Lee also says he may as well mention the harbor-master now since the narrator is bound to hear about it. The narrator doesn’t recognize the name, and Lee isn’t going to give him any specifics. He does say, before giving the narrator directions, that if the narrator doesn’t want to stay with Halyard he can stay with Lee and his wife. (That’s a nice bit of misdirection by Chambers and makes Halyard seems more ominous. But the narrator never does feel the need to go to Lee’s.)
On the way to Halyard’s, the narrator sees a dark man-like figure scramble down a cliff and vanish into the sea. The narrator writes it off as some kind of otter.
When the narrator shows up at his house, Halyard immediately knows who he is and is very argumentative. Halyard, in a wheelchair, is something of a character. He is rather abusive to his nurse and tells the narrator that he pays for the privilege of abusing her. Later, however, he adds that he’s going to will the house and all his money to the nurse for all the trouble he’s given her.
When the narrator shows up at Halyard’s door, Halyard and his nurse are talking about some strange encounter she had in a boat (something thumping on the bottom and grabbing the float).
But Halyard isn’t a man to waste time. He shows the narrator the great auks. He really does have a breeding pair and chicks. The narrator has a meal with Halyard and says he’ll arrange for payment and shipping.
The narrator, over the course of the story, becomes fonder of Halyard who likes to provoke the narrator into an argument just for the joy of arguing. Halyard is smart, if cynical. He’s even a Harvard Man.
And the narrator begins to notice the nurse (and, no, we never seem to get her name) is rather attractive.
That night Halyard wakes the narrator up to tell him about the harbor-master – that amphibious man, slate-colored and possessing gills. It’s been taking an interest in the nurse, following her and coming up to the house. Lee and some men from the mine had to rescue her once. The narrator confesses he did see something strange climbing down the cliff but wrote it off as a sea otter. Halyard says the harbor-master exists. He’s not an hallucination or an optical illusion. Halyard also tells him that the deepest point charted in the Atlantic lies right off the coast. He speculates the harbor-master is a member of a race of amphibious men who have existed in the sea, and Halyard is going to shoot the harbor-master to protect the nurse if it shows up at the house.
That night the narrator sees the same strange figure descend into the sea.
The nurse, for her part, refuses utterly to acknowledge or talk about the harbor-master.
Chambers, the very successful romance writer (check out his Wikipedia page for all the early movies based on this romantic novel), has a funny line about the narrator’s flirtations:
For instance, when she lost her needle – and, another time, when we both, on hands and knees, hunted for her thimble.
However, directions for those pasttimes may be found in contemporary classics.

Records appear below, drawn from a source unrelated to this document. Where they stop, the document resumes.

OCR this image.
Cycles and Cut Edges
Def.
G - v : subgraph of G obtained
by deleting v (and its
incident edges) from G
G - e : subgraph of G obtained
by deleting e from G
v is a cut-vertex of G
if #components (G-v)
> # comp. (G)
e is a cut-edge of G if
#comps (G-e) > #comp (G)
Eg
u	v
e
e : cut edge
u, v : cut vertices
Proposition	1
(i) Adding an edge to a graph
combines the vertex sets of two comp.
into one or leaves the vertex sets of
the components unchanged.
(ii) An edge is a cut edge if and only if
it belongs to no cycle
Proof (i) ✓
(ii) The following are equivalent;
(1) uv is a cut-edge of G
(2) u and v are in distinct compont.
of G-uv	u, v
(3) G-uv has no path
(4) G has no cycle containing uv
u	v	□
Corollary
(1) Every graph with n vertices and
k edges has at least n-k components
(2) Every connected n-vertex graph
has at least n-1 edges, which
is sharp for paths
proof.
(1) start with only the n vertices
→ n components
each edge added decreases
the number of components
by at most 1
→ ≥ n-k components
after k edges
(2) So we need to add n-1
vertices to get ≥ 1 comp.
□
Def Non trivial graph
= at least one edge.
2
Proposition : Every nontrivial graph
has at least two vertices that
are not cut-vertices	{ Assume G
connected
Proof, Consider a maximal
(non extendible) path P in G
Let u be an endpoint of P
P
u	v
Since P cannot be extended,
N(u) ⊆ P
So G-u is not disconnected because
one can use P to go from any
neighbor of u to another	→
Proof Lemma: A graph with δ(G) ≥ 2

A ship shows up to take the auks and Halyard and the nurse to New York City. But the harbor-master attacks the boat (this story is definitely a contender for inspiring the movie The Creature from the Black Lagoon) and disables its rudder. It runs aground on shore.
The narrator beats the harbor-master off (now, of course, he has a good look at it and is a believer) with a boat-hook. Halyard is rather indignant that he doesn’t kill the harbor-master. The narrator tells him the creature is hard to kill. At that point, the great auks break out of their cages and fly off. In a nice reversal of convention, the narrator faints.
The story ends with the narrator and the nurse married, the auks gone (and the narrator concludes the story asking people to contact him if they see them – there’s a reward), and Halyard recovered, hiking about Switzerland, and asking the narrator to join him.
It’s a nice combination of romance, humor, realism, and eeriness. Chambers the painter does a nice job of describing the area around Black Harbor.
This is one of the tales that fed directly into H. P. Lovecraft’s “The Shadow Over Innsmouth”. At least that’s Robert M. Price’s claim. It’s not unambiguous that it influenced Lovecraft according to Lovecraft scholar David Haden. Lovecraft may have simply, when he mentioned the story in a 1927 Lovecraft, been remembering the story. Human-animal hybrids are a longstanding feature of myth, folklore, and supernatural fiction argues Haden.
Price argues that Lovecraft got two things out of the story: the appearance of the “Innsmouth look” in the harbor-master and the idea of an abyssal canyon off the Atlantic Coast — Devil’s Reef in Lovecraft’s story and unnamed location in Chambers’.